Elzweig notched early exposure to the recruiting business. His dad founded a New York City employment agency in 1947 that placed factory workers. In the ’60s, Elzweig spent teenage summers asking companies for job orders for welders, shipping clerks and sewing machine operators.

However, the Brooklyn-born, Bayside, Queens-bred Elzweig thought he’d become a psychotherapist when he entered Hunter College School of Social Work after picking up a BA in psychology from Drew University in 1973.

“But I learned very quickly,” he recalls, “that even though I loved reading books about personality theory, I really didn’t want to be anybody’s therapist.”

Instead, he earned a master’s degree in social work. As director of a Brooklyn senior citizens’ center, he served up a full program of activities and lunch to 150 folks daily.

After three years, he concluded: “The good I was doing wasn’t really worth the financial sacrifice.” That’s when he gravitated to the family’s line of work.

But Elzweig wasn’t about to join his father’s agency; rather, he embarked on what would become an extended job search (“No head hunters wanted to hire a social worker!”).
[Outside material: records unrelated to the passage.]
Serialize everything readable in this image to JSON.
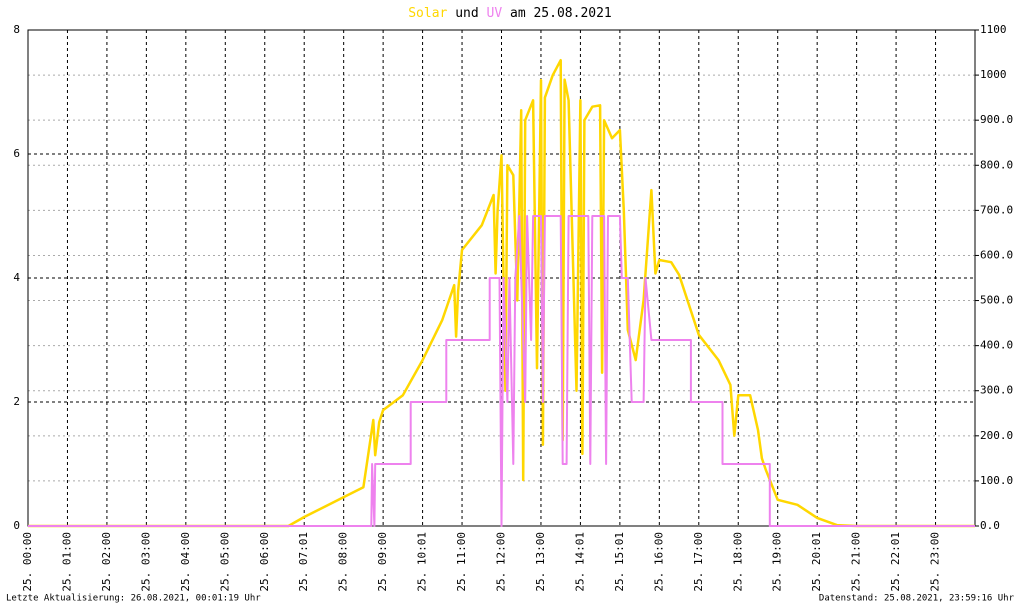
{
  "chart_data": {
    "type": "line",
    "title_middle": "und",
    "title_end": "am 25.08.2021",
    "footer_left": "Letzte Aktualisierung: 26.08.2021, 00:01:19 Uhr",
    "footer_right": "Datenstand: 25.08.2021, 23:59:16 Uhr",
    "xlim": [
      0,
      24
    ],
    "xticks": [
      {
        "value": 0,
        "label": "25. 00:00"
      },
      {
        "value": 1,
        "label": "25. 01:00"
      },
      {
        "value": 2,
        "label": "25. 02:00"
      },
      {
        "value": 3,
        "label": "25. 03:00"
      },
      {
        "value": 4,
        "label": "25. 04:00"
      },
      {
        "value": 5,
        "label": "25. 05:00"
      },
      {
        "value": 6,
        "label": "25. 06:00"
      },
      {
        "value": 7,
        "label": "25. 07:01"
      },
      {
        "value": 8,
        "label": "25. 08:00"
      },
      {
        "value": 9,
        "label": "25. 09:00"
      },
      {
        "value": 10,
        "label": "25. 10:01"
      },
      {
        "value": 11,
        "label": "25. 11:00"
      },
      {
        "value": 12,
        "label": "25. 12:00"
      },
      {
        "value": 13,
        "label": "25. 13:00"
      },
      {
        "value": 14,
        "label": "25. 14:01"
      },
      {
        "value": 15,
        "label": "25. 15:01"
      },
      {
        "value": 16,
        "label": "25. 16:00"
      },
      {
        "value": 17,
        "label": "25. 17:00"
      },
      {
        "value": 18,
        "label": "25. 18:00"
      },
      {
        "value": 19,
        "label": "25. 19:00"
      },
      {
        "value": 20,
        "label": "25. 20:01"
      },
      {
        "value": 21,
        "label": "25. 21:00"
      },
      {
        "value": 22,
        "label": "25. 22:01"
      },
      {
        "value": 23,
        "label": "25. 23:00"
      }
    ],
    "ylim": [
      0,
      8
    ],
    "yticks": [
      0,
      2,
      4,
      6,
      8
    ],
    "y2lim": [
      0,
      1100
    ],
    "y2ticks": [
      {
        "value": 0,
        "label": "0.0"
      },
      {
        "value": 100,
        "label": "100.0"
      },
      {
        "value": 200,
        "label": "200.0"
      },
      {
        "value": 300,
        "label": "300.0"
      },
      {
        "value": 400,
        "label": "400.0"
      },
      {
        "value": 500,
        "label": "500.0"
      },
      {
        "value": 600,
        "label": "600.0"
      },
      {
        "value": 700,
        "label": "700.0"
      },
      {
        "value": 800,
        "label": "800.0"
      },
      {
        "value": 900,
        "label": "900.0"
      },
      {
        "value": 1000,
        "label": "1000"
      },
      {
        "value": 1100,
        "label": "1100"
      }
    ],
    "grid": true,
    "series": [
      {
        "name": "Solar",
        "color": "#ffd700",
        "axis": "y2",
        "x": [
          0,
          6.6,
          7.0,
          7.5,
          8.0,
          8.5,
          8.75,
          8.8,
          8.9,
          9.0,
          9.5,
          10.0,
          10.5,
          10.8,
          10.85,
          10.9,
          11.0,
          11.5,
          11.8,
          11.85,
          11.9,
          12.0,
          12.1,
          12.15,
          12.3,
          12.4,
          12.5,
          12.55,
          12.6,
          12.8,
          12.9,
          13.0,
          13.05,
          13.1,
          13.3,
          13.5,
          13.55,
          13.6,
          13.7,
          13.9,
          14.0,
          14.05,
          14.1,
          14.3,
          14.5,
          14.55,
          14.6,
          14.8,
          15.0,
          15.1,
          15.2,
          15.4,
          15.6,
          15.8,
          15.9,
          16.0,
          16.3,
          16.5,
          17.0,
          17.5,
          17.8,
          17.9,
          18.0,
          18.3,
          18.5,
          18.6,
          18.7,
          19.0,
          19.5,
          20.0,
          20.5,
          21.0,
          24
        ],
        "values": [
          0,
          0,
          20,
          42,
          64,
          86,
          235,
          157,
          230,
          257,
          290,
          368,
          457,
          534,
          420,
          520,
          612,
          667,
          734,
          560,
          700,
          822,
          300,
          800,
          778,
          500,
          922,
          102,
          900,
          944,
          350,
          989,
          180,
          950,
          1000,
          1033,
          190,
          990,
          944,
          300,
          944,
          160,
          900,
          930,
          933,
          340,
          900,
          860,
          878,
          700,
          435,
          368,
          501,
          745,
          560,
          590,
          585,
          557,
          424,
          368,
          313,
          200,
          290,
          290,
          213,
          150,
          124,
          58,
          47,
          18,
          2,
          0,
          0
        ]
      },
      {
        "name": "UV",
        "color": "#ee82ee",
        "x": [
          0,
          8.7,
          8.72,
          8.78,
          8.8,
          9.7,
          9.7,
          10.6,
          10.6,
          11.7,
          11.7,
          11.95,
          12.0,
          12.05,
          12.15,
          12.2,
          12.3,
          12.35,
          12.45,
          12.6,
          12.65,
          12.75,
          12.8,
          13.0,
          13.05,
          13.1,
          13.5,
          13.55,
          13.65,
          13.7,
          14.2,
          14.25,
          14.3,
          14.6,
          14.65,
          14.7,
          15.0,
          15.05,
          15.2,
          15.3,
          15.6,
          15.65,
          15.8,
          16.8,
          16.8,
          17.6,
          17.6,
          18.8,
          18.8,
          24
        ],
        "values": [
          0,
          0,
          1,
          0,
          1,
          1,
          2,
          2,
          3,
          3,
          4,
          4,
          0,
          4,
          2,
          4,
          1,
          4,
          5,
          2,
          5,
          3,
          5,
          5,
          2,
          5,
          5,
          1,
          1,
          5,
          5,
          1,
          5,
          5,
          1,
          5,
          5,
          4,
          4,
          2,
          2,
          4,
          3,
          3,
          2,
          2,
          1,
          1,
          0,
          0
        ]
      }
    ]
  }
}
Ultimately, one executive search firm gambled. Later at another shop, he began, by chance, placing stockbrokers.

“Once I knew how to do it, it was a relatively easy business to start,” he says. So in 1985, from a little desk in the back of Dad’s office, he opened his own company specializing in broker placements.

Twelve years ago, he teamed with Julian Weinberg to conduct retainer searches for asset management firms seeking executives in product development, marketing and other areas.

The tenacious Elzweig, married to journalist Nancy Miller — also his company’s client services director — says the social work background comes in pretty handy with advisors who want a change after sticking many years with one firm.

Recently, for instance, he helped an FA who’d been at a wirehouse a couple of decades.

“I had to coach him so that he asked all the right questions to make a good decision. And I reviewed the [interviewing] procedure with him to make sure he was as comfortable as possible. He’d never done this before so,” says the psych grad. “He was a little anxious.”

Freelance writer Jane Wollman Rusoff is a Los Angeles-based contributing editor of Research and is the founder of Family Star Productions.